Posted tonight are the daily S&P e-Mini futures, and the weekly and monthly S&P cash index along with the NYSE volume. The cash index is shown because it captures longer term resistance accurately; the e-Mini futures does not show longer term levels accurately because of price adjustments made due to front month contract changes.
On Wednesday, we saw some supply come into the market (red arrows on daily chart). Thursday and Friday spent their time trading within the range of Wednesday. That makes three days in which the market held a fairly tight range. Although it is not a given, watch for volatility to pick up on Monday.
At Longer-Term Resistance
The S&P cash index on the weekly and monthly highlight that the stock market is butting up against resistance. The weekly chart shows this clearest as price was unable to hold above the 1370.58 cash index high. Last week closed essentially level with the prior week. This suggests additional trading around the resistance level and the potential for a pullback.
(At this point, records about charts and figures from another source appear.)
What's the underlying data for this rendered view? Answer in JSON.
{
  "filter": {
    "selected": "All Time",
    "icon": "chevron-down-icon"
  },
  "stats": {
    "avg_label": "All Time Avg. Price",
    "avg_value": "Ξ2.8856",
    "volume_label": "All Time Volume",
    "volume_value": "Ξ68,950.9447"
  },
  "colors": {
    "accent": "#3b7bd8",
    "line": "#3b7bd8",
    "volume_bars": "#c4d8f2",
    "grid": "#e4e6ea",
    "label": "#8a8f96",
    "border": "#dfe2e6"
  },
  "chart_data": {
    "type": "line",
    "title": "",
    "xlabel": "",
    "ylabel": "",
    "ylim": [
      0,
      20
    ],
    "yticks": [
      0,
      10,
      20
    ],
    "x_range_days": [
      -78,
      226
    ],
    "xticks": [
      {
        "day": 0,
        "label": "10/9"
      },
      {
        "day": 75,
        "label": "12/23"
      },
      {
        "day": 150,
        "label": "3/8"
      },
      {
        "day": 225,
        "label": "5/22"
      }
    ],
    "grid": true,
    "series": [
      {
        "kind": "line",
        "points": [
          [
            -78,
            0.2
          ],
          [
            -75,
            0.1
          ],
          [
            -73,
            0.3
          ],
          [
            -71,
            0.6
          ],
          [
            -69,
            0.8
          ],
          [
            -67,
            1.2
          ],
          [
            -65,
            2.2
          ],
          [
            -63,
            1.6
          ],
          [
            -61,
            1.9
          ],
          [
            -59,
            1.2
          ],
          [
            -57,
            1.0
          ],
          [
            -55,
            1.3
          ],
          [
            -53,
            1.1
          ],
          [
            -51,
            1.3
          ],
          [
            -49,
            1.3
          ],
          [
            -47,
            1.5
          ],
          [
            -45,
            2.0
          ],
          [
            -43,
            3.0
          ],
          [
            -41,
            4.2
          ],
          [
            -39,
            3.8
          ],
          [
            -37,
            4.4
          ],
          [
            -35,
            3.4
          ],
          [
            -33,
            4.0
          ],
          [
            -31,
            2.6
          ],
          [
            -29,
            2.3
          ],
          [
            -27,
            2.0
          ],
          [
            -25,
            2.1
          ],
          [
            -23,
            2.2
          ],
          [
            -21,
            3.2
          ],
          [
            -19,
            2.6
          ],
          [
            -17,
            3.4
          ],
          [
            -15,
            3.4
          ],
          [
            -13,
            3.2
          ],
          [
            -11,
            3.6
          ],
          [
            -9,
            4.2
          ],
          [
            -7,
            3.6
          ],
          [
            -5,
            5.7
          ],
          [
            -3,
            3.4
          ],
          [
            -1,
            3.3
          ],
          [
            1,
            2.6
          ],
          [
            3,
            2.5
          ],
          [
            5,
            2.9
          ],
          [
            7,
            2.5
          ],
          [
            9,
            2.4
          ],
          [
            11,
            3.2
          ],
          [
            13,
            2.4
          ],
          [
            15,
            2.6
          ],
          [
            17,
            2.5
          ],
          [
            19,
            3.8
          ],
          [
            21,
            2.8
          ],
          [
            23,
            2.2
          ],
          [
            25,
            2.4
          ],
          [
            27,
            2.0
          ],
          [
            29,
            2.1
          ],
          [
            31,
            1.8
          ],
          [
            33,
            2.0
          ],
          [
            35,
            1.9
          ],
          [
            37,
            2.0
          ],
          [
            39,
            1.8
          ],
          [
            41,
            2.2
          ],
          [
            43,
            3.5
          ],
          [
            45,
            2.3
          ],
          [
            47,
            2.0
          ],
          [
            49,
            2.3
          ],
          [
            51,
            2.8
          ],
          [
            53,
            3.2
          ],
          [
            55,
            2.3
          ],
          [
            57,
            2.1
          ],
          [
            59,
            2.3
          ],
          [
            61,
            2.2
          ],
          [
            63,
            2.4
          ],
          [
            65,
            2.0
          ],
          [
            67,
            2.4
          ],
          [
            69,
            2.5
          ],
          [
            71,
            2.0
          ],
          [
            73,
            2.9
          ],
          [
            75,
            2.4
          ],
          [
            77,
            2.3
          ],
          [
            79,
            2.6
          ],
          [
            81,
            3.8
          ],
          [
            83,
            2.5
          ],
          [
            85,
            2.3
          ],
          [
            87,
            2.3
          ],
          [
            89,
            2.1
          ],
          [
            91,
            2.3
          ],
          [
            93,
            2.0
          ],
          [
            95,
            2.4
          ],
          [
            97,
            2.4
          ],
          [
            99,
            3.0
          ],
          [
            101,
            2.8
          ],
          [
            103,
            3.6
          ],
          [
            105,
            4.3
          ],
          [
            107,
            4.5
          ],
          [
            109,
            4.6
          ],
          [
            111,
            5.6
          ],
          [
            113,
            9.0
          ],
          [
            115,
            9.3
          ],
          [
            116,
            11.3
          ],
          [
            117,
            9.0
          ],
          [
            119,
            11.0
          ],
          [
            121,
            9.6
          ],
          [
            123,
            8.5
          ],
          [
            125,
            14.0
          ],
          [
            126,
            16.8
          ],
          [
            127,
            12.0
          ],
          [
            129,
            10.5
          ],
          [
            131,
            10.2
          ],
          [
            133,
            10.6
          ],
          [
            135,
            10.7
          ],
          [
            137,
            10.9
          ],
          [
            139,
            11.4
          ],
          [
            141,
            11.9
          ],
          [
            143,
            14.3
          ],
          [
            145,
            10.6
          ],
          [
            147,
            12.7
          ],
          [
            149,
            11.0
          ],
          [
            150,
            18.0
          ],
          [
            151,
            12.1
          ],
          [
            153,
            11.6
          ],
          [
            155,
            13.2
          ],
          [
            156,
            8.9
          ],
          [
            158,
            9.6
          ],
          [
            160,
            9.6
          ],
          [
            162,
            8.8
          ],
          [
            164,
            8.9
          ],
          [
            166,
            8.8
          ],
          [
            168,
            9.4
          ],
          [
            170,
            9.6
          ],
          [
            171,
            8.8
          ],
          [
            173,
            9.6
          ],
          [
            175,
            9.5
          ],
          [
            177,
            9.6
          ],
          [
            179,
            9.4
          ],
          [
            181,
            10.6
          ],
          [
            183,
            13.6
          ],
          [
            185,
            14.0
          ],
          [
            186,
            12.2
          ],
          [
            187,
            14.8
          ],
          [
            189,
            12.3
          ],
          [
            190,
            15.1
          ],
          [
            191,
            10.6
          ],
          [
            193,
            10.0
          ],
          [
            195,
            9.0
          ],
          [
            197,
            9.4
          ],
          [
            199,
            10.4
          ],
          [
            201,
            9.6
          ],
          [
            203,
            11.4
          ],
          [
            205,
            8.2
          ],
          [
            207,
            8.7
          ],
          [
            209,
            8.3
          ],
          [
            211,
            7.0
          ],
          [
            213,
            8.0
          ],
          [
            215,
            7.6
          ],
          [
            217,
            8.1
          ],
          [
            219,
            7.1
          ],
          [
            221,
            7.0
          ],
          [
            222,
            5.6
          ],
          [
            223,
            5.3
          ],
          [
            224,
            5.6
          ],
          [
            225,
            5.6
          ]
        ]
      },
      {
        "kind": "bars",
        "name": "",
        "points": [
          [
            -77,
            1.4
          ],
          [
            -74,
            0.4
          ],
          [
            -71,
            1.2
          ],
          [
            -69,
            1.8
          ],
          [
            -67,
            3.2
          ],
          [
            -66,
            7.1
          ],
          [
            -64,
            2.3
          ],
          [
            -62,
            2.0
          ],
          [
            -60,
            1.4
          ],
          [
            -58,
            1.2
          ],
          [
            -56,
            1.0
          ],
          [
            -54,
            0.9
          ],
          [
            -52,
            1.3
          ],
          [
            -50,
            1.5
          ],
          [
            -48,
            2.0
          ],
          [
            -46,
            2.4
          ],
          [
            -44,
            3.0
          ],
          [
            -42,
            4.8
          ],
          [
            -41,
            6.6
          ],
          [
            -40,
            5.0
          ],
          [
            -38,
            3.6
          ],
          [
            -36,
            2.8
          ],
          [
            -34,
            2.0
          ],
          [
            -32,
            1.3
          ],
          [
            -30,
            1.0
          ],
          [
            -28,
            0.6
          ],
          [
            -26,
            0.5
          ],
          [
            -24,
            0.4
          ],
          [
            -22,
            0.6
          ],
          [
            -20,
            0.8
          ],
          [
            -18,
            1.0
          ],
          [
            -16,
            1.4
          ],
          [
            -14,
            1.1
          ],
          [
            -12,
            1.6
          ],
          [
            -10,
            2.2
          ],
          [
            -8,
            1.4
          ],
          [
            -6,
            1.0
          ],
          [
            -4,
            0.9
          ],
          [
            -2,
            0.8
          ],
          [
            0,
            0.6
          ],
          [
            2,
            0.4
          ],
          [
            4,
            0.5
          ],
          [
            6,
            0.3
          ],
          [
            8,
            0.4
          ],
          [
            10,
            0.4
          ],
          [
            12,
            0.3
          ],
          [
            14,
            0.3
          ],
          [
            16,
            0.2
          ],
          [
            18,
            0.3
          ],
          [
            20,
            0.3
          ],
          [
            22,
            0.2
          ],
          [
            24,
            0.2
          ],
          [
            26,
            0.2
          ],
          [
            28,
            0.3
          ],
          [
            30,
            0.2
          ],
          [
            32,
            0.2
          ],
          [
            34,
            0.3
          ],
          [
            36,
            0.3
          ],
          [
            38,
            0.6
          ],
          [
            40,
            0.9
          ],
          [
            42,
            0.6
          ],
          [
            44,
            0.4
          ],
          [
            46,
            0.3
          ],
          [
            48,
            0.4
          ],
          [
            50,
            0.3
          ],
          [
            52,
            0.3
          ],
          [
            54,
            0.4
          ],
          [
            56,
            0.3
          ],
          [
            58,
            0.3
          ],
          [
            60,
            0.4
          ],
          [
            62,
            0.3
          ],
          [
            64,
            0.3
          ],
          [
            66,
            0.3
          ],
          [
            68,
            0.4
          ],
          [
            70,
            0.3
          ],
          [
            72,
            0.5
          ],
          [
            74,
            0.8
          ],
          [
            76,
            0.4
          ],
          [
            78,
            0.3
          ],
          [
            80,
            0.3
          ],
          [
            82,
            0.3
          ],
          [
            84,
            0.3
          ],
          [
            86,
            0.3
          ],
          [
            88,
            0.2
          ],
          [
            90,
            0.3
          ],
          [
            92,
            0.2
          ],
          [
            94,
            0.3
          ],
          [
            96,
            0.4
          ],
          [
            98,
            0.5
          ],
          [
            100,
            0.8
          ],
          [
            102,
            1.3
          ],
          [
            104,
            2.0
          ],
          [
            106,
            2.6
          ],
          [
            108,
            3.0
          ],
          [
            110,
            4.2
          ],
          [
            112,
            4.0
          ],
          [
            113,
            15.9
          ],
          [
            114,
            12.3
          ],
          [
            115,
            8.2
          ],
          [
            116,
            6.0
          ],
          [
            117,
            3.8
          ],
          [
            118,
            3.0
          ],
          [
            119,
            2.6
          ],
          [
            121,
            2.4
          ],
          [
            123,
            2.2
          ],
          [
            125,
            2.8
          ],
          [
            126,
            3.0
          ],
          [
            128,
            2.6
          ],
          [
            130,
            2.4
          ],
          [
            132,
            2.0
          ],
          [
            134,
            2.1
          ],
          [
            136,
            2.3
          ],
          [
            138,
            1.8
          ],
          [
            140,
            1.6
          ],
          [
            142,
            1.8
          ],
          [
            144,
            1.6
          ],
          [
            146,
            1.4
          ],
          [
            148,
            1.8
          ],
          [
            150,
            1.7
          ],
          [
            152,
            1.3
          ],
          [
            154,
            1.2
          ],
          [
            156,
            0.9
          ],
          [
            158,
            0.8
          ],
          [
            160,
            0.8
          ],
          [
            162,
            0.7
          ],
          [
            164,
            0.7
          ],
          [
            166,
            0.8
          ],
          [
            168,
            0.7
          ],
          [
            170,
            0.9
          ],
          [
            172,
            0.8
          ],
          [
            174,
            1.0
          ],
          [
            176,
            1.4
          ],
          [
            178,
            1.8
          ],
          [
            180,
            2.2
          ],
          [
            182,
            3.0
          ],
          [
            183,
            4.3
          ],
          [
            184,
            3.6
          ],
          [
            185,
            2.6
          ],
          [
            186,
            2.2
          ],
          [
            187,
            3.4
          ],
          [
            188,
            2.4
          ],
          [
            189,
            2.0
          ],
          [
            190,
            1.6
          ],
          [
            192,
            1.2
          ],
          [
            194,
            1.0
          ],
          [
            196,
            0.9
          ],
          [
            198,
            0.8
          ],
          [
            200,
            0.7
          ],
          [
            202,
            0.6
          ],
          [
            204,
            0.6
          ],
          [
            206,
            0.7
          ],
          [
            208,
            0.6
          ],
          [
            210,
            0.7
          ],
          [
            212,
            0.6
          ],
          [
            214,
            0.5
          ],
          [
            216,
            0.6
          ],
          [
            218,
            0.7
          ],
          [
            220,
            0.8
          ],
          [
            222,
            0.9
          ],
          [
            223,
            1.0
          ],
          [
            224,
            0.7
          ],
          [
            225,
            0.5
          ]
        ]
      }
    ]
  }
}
For the Beginning of the Week
Although we are at resistance, I do not view the current situation as overly negative as we still have not seen significant supply come into the market. Nevertheless, the last time we saw a bit of supply enter the market (February 15) – marked A on the daily chart – the market immediately turned around and rallied over the next two days. In this latest instance, the market has not rallied up, but instead traded within the range of the supply day. Given the longer-term resistance level and the recent daily action, we could see a minor pullback, perhaps down into the 1360 – 1350 level.
Friday did not produce much volume, however. Although the market action indicates the downside has greater odds, holding Friday’s low, or a dip underneath and rally back up above Friday’s low could spark a further rally above recent highs.